Setelah sebelumnya posisi Jaksa Agung diisi oleh nama yang berafiliasi dengan Partai Nasdem, muncul usulan agar sosok yang memimpin selanjutnya berasal dari kalangan profesional. Presiden Jokowi pun akhirnya mengangkat ST Burhanuddin yang memang berasal dari kalangan profesional sebagai Jaksa Agung. Namun, sepertinya terjadi plot twist karena ternyata ST Burhanuddin belakangan diketahui merupakan adik dari politisi PDIP, TB Hasanuddin. Sebuah kebetulan?
PinterPolitik.com
Pada 3 November 2014, Presiden Joko Widodo (Jokowi) pernah berujar untuk tidak memilih Jaksa Agung dari kalangan partai politik (parpol). Anehnya, dengan tidak mempertahankan konsistensi pernyataannya, 17 hari kemudian, atau tepatnya 20 November 2014, Jokowi justru mengangkat mantan Jaksa Agung Muda Tindak Pidana Umum, HM Prasetyo yang merupakan kader Partai Nasdem, sebagai Jaksa Agung.
Berbagai pihak sontak mempertanyakan dan mengkritik keputusan mantan Wali Kota Solo tersebut. Anggota Komisi III DPR kala itu Muslim Ayub misalnya, mengomentari pengangkatan Prasetyo dengan mengungkapkan bahwa jika politisi menjadi Jaksa Agung maka penegakan hukum di Indonesia tidak akan pernah menjadi baik.
Politisi Parta Gerindra yang kala itu menjabat sebagai Wakil Ketua Komisi III DPR, Desmond Junaidi Mahesa juga turut berkomentar dengan mempertanyakan alasan Jokowi memilih politikus Nasdem tersebut, melihat prestasi Prasetyo di Kejaksaan terbilang minim.
Demi menepis segala tuduhan tersebut, Prasetyo lantas mengundurkan diri dari segala bentuk kepengurusan struktural di Partai Nasdem.
Namun, sepertinya pernyataan bahwa Prasetyo yang tidak lagi berafiliasi ke Nasdem hanya terjadi di atas kertas. Pasalnya, selama 5 tahun memimpin Korps Adhyaksa, Prasetyo oleh banyak pihak dinilai telah melakukan abuse of power atau penyalahgunaan wewenang yang menguntungkan Nasdem.

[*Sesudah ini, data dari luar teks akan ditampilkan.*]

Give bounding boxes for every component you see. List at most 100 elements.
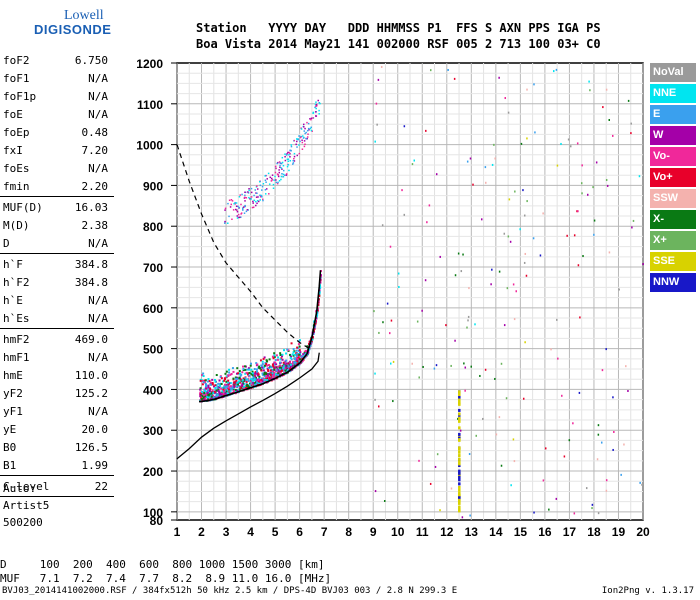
echo-point (266, 375, 269, 378)
interference-point (458, 469, 461, 473)
echo-point (258, 365, 261, 368)
echo-point (295, 363, 298, 366)
noise-point (403, 125, 406, 128)
noise-point (542, 479, 545, 482)
echo-point (217, 389, 220, 392)
echo-point (253, 382, 256, 385)
echo-point (228, 215, 230, 218)
echo-point (272, 183, 275, 186)
echo-point (279, 370, 282, 373)
echo-point (302, 353, 305, 356)
echo-point (209, 383, 212, 386)
echo-point (246, 368, 249, 371)
echo-point (287, 158, 290, 160)
noise-point (469, 157, 472, 160)
noise-point (605, 179, 608, 182)
legend-item-sse: SSE (650, 252, 696, 271)
echo-point (236, 382, 239, 385)
param-name: h`Es (3, 312, 30, 325)
echo-point (220, 393, 223, 396)
echo-point (210, 395, 213, 398)
echo-point (300, 127, 302, 129)
echo-point (273, 376, 276, 379)
echo-point (233, 202, 235, 205)
param-value: N/A (88, 162, 108, 175)
param-name: foEs (3, 162, 30, 175)
echo-point (245, 386, 248, 389)
echo-point (242, 209, 244, 211)
interference-point (458, 395, 461, 399)
echo-point (298, 339, 301, 342)
echo-point (250, 380, 253, 383)
echo-point (317, 298, 320, 301)
echo-point (296, 154, 299, 157)
echo-point (223, 222, 226, 224)
x-tick-label: 8 (345, 525, 352, 539)
echo-point (304, 127, 306, 130)
echo-point (233, 383, 236, 386)
echo-point (257, 196, 259, 198)
echo-point (241, 379, 244, 382)
echo-point (275, 363, 278, 366)
param-row: foF1 N/A (0, 70, 114, 88)
x-tick-label: 12 (440, 525, 454, 539)
echo-point (202, 398, 205, 401)
noise-point (613, 430, 615, 433)
echo-point (295, 355, 298, 358)
echo-point (280, 175, 283, 178)
noise-point (597, 512, 600, 515)
echo-point (293, 157, 295, 160)
echo-point (227, 222, 229, 224)
echo-point (235, 202, 238, 204)
echo-point (238, 370, 241, 373)
echo-point (243, 378, 246, 381)
param-row: fmin 2.20 (0, 178, 114, 196)
echo-point (244, 191, 246, 194)
echo-point (204, 385, 207, 388)
echo-point (277, 181, 279, 184)
interference-point (458, 491, 461, 495)
echo-point (224, 207, 227, 210)
echo-point (223, 379, 226, 382)
echo-point (204, 387, 207, 390)
echo-point (259, 359, 262, 362)
noise-point (506, 287, 509, 290)
echo-point (271, 174, 274, 176)
noise-point (593, 233, 595, 236)
interference-point (458, 416, 461, 420)
noise-point (422, 365, 424, 368)
noise-point (526, 137, 528, 140)
echo-point (234, 390, 237, 393)
echo-point (224, 209, 226, 211)
echo-point (248, 384, 251, 387)
noise-point (382, 321, 384, 324)
echo-point (293, 353, 296, 356)
noise-point (576, 210, 578, 213)
echo-point (261, 362, 264, 365)
noise-point (390, 362, 392, 365)
echo-point (274, 361, 277, 364)
echo-point (291, 364, 294, 367)
echo-point (255, 379, 258, 382)
echo-point (284, 369, 287, 372)
noise-point (413, 159, 416, 162)
echo-point (235, 208, 237, 211)
noise-point (429, 482, 432, 485)
echo-point (259, 380, 262, 383)
echo-point (221, 390, 224, 393)
noise-point (386, 302, 389, 305)
echo-point (263, 375, 266, 378)
echo-point (298, 345, 301, 348)
echo-point (220, 387, 223, 390)
noise-point (510, 484, 512, 487)
noise-point (474, 323, 476, 326)
param-name: yF2 (3, 387, 23, 400)
echo-point (319, 102, 321, 105)
echo-point (254, 372, 257, 375)
interference-point (458, 432, 461, 436)
muf-table: D 100 200 400 600 800 1000 1500 3000 [km… (0, 558, 331, 586)
noise-point (507, 235, 510, 238)
echo-point (259, 181, 261, 183)
noise-point (388, 332, 391, 335)
echo-point (215, 393, 218, 396)
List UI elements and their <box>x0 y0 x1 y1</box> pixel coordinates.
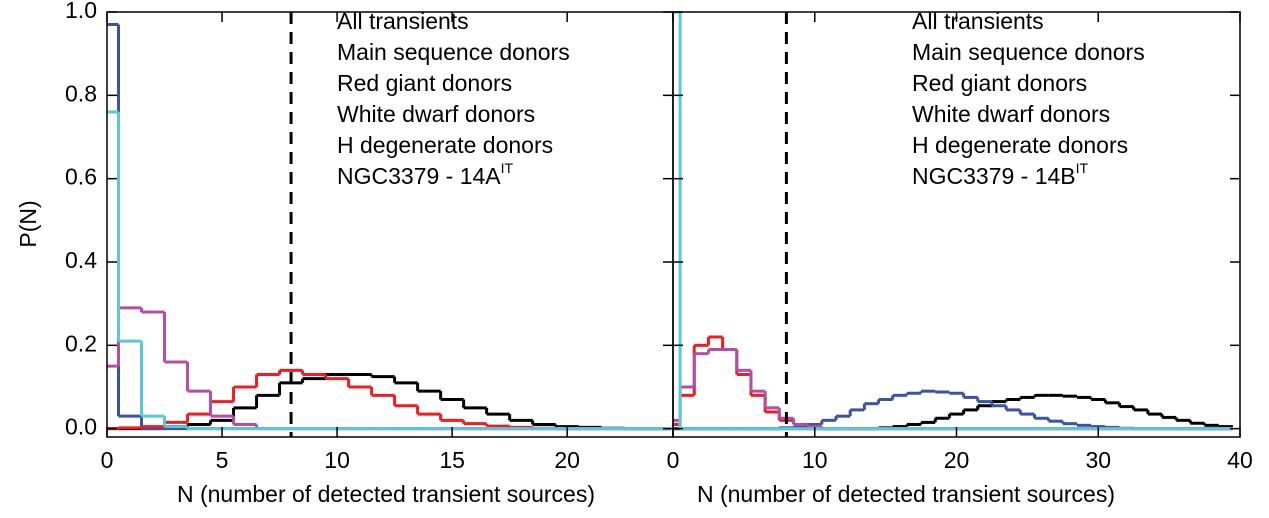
plot-area <box>673 12 1233 431</box>
legend-entry: All transients <box>337 8 469 34</box>
x-tick-label: 15 <box>439 447 465 473</box>
y-tick-label: 0.8 <box>65 80 97 106</box>
x-tick-label: 10 <box>324 447 350 473</box>
annotation: NGC3379 - 14BIT <box>912 160 1089 189</box>
panel: 0 10 20 30 40 N (number of detected transient… <box>667 8 1253 507</box>
legend-entry: Main sequence donors <box>912 39 1145 65</box>
y-tick-label: 0.0 <box>65 414 97 440</box>
annotation: NGC3379 - 14AIT <box>337 160 514 189</box>
y-tick-label: 1.0 <box>65 0 97 23</box>
x-tick-label: 10 <box>802 447 828 473</box>
x-tick-label: 20 <box>944 447 970 473</box>
x-tick-label: 40 <box>1227 447 1253 473</box>
annotation-text: NGC3379 - 14B <box>912 163 1076 189</box>
panel: 0 5 10 15 20 0.0 0.2 0.4 0.6 0.8 1.0 N (number of d… <box>15 0 674 507</box>
annotation-superscript: IT <box>1076 160 1089 176</box>
x-tick-label: 5 <box>216 447 229 473</box>
y-axis-label: P(N) <box>15 200 41 247</box>
x-tick-label: 20 <box>554 447 580 473</box>
legend-entry: H degenerate donors <box>912 132 1128 158</box>
y-tick-label: 0.4 <box>65 247 97 273</box>
x-axis-label: N (number of detected transient sources) <box>177 481 595 507</box>
y-tick-label: 0.6 <box>65 164 97 190</box>
annotation-superscript: IT <box>501 160 514 176</box>
legend-entry: Red giant donors <box>912 70 1087 96</box>
x-tick-label: 30 <box>1085 447 1111 473</box>
legend-entry: White dwarf donors <box>912 101 1110 127</box>
y-tick-label: 0.2 <box>65 330 97 356</box>
annotation-text: NGC3379 - 14A <box>337 163 501 189</box>
legend-entry: All transients <box>912 8 1044 34</box>
plot-area <box>107 23 671 431</box>
legend-entry: White dwarf donors <box>337 101 535 127</box>
x-tick-label: 0 <box>667 447 680 473</box>
legend-entry: H degenerate donors <box>337 132 553 158</box>
x-axis-label: N (number of detected transient sources) <box>697 481 1115 507</box>
legend-entry: Red giant donors <box>337 70 512 96</box>
legend-entry: Main sequence donors <box>337 39 570 65</box>
x-tick-label: 0 <box>101 447 114 473</box>
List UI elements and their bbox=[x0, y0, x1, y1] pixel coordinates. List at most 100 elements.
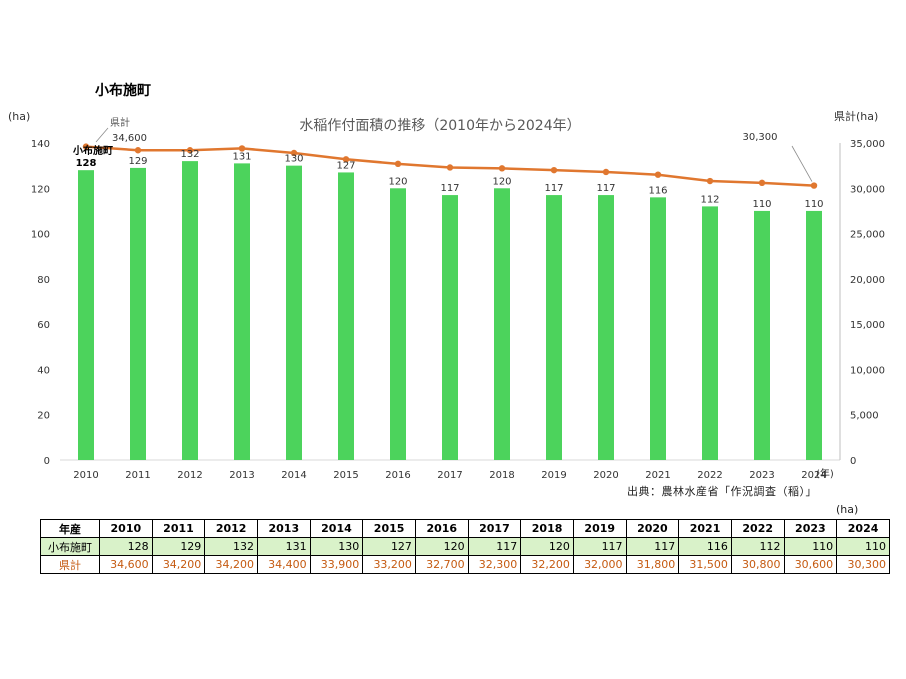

Kini, jabatan Prasetyo itu telah digantikan oleh ST Burhanuddin yang merupakan sosok dari internal kejasaan sendiri. Namun, belakangan diketahui bahwa yang bersangkutan adalah adik dari TB Hasanuddin – politikus PDIP yang pada 2018 lalu maju pada Pilkada Jawa Barat.
Pertanyaannya adalah akankah Burhanuddin menjadi babak kelanjutan dari apa yang pernah terjadi pada Prasetyo?
Plot Twist PDIP?
Mempertanyakan afiliasi politik Burhanuddin memang beralasan. Pasalnya, dalam kasus Prasetyo, hal tersebut cukup berpengaruh dalam perjalanan penegakan hukum sepanjang era kekuasaannya.
Sepak terjang Prasetyo, dalam laman Law Justice, disebut telah membuat wajah penegakan hukum yang dimainkan oleh Kejagung kental bermuatan kepentingan pribadi atau golongan, bahkan terkesan menjadi corong para penguasa dalam memainkan peranan politik.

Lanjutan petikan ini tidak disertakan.